The Sun newspaper had earlier reported that Assange had been taken to Wandsworth Prison following his dramatic arrest at Ecuador’s embassy in London on Thursday.

Meanwhile in Australia, Foreign Minister Marise Payne said consular officials would try to visit Assange, a 47-year-old Australian citizen, on Friday.

The Australian High Commission in London could not confirm or deny whether the visit had gone ahead.

The prison in southeast London became one of the country’s best-known jails after Great Train Robber Ronnie Biggs and career criminal Charles Bronson — dubbed “the most violent prisoner in Britain” — were held there.

Opened in 1991 next to Woolwich Crown Court, it has frequently been used in high-profile national security cases.

Among those to have called its cells home is former Finsbury Park Mosque hate preacher Abu Hamza — who now resides in an American “supermax” prison following extradition.

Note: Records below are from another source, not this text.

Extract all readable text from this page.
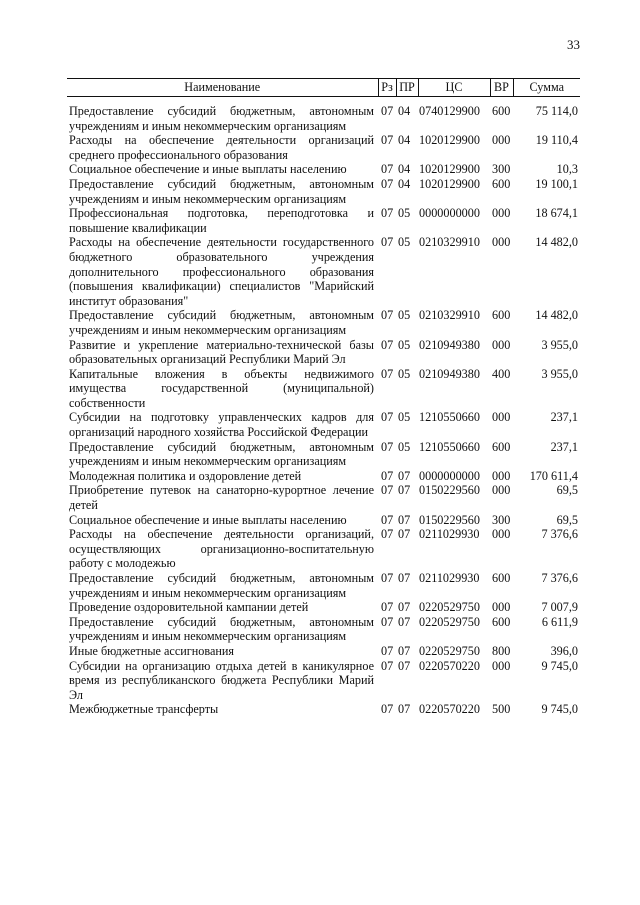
33
Наименование	Рз	ПР	ЦС	ВР	Сумма
Предоставление субсидий бюджетным, автономным учреждениям и иным некоммерческим организациям	07	04	0740129900	600	75 114,0
Расходы на обеспечение деятельности организаций среднего профессионального образования	07	04	1020129900	000	19 110,4
Социальное обеспечение и иные выплаты населению	07	04	1020129900	300	10,3
Предоставление субсидий бюджетным, автономным учреждениям и иным некоммерческим организациям	07	04	1020129900	600	19 100,1
Профессиональная подготовка, переподготовка и повышение квалификации	07	05	0000000000	000	18 674,1
Расходы на обеспечение деятельности государственного бюджетного образовательного учреждения дополнительного профессионального образования (повышения квалификации) специалистов "Марийский институт образования"	07	05	0210329910	000	14 482,0
Предоставление субсидий бюджетным, автономным учреждениям и иным некоммерческим организациям	07	05	0210329910	600	14 482,0
Развитие и укрепление материально-технической базы образовательных организаций Республики Марий Эл	07	05	0210949380	000	3 955,0
Капитальные вложения в объекты недвижимого имущества государственной (муниципальной) собственности	07	05	0210949380	400	3 955,0
Субсидии на подготовку управленческих кадров для организаций народного хозяйства Российской Федерации	07	05	1210550660	000	237,1
Предоставление субсидий бюджетным, автономным учреждениям и иным некоммерческим организациям	07	05	1210550660	600	237,1
Молодежная политика и оздоровление детей	07	07	0000000000	000	170 611,4
Приобретение путевок на санаторно-курортное лечение детей	07	07	0150229560	000	69,5
Социальное обеспечение и иные выплаты населению	07	07	0150229560	300	69,5
Расходы на обеспечение деятельности организаций, осуществляющих организационно-воспитательную работу с молодежью	07	07	0211029930	000	7 376,6
Предоставление субсидий бюджетным, автономным учреждениям и иным некоммерческим организациям	07	07	0211029930	600	7 376,6
Проведение оздоровительной кампании детей	07	07	0220529750	000	7 007,9
Предоставление субсидий бюджетным, автономным учреждениям и иным некоммерческим организациям	07	07	0220529750	600	6 611,9
Иные бюджетные ассигнования	07	07	0220529750	800	396,0
Субсидии на организацию отдыха детей в каникулярное время из республиканского бюджета Республики Марий Эл	07	07	0220570220	000	9 745,0
Межбюджетные трансферты	07	07	0220570220	500	9 745,0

Radical cleric Anjem Choudary, who was convicted in 2016 of encouraging support for the Islamic State group, spent some of his sentence there.

Belmarsh earned the moniker “the UK’s Guantanamo Bay” in the period following the 9/11 attacks after it was used to detain a number of people under anti-terror laws.

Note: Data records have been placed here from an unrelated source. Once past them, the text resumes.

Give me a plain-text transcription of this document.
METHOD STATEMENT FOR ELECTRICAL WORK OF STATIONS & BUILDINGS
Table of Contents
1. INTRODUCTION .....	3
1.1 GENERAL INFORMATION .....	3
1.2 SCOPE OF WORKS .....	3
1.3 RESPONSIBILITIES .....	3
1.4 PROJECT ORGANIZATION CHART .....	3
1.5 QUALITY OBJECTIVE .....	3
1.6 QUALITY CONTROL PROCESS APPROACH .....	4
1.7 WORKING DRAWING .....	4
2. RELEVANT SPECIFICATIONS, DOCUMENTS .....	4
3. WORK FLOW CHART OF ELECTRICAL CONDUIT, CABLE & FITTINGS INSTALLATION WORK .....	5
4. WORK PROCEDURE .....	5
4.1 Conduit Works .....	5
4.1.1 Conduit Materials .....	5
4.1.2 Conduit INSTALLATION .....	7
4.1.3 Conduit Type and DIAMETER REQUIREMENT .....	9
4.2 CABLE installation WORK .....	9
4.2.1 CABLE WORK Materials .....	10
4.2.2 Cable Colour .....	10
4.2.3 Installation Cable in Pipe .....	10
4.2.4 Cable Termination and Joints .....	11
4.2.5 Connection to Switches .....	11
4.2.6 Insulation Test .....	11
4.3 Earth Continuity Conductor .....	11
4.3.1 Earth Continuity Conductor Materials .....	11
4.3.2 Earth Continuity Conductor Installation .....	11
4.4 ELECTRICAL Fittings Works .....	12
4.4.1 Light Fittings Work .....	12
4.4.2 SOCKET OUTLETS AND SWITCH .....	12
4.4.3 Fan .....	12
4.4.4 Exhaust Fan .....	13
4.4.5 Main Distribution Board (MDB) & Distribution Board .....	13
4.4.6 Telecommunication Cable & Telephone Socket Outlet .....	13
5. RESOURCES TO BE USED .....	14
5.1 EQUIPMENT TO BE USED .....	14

The prison, which has a capacity of around 900, houses inmates on remand and serving short sentences as well as those convicted of the most serious offences.

It can hold prisoners “requiring specific management arrangements because of their public and media profile,” according to an inspection report last year.

The report said the facility suffered from a “significant shortage of frontline staff” which had resulted in a “severely depleted daily regime” that limited the time inmates could be given outside their cells.

Belmarsh may be an upgrade for Assange on his previous British prison digs.

The infamous whistleblower spent nine days in Wandsworth prison in 2010 following an investigation over alleged sexual assault in Sweden.

Deemed “the most overcrowded prison” in England at its last inspection in 2018, the 19th-century facility holds around 1,600 inmates, with most prisoners sharing a cell designed for one person.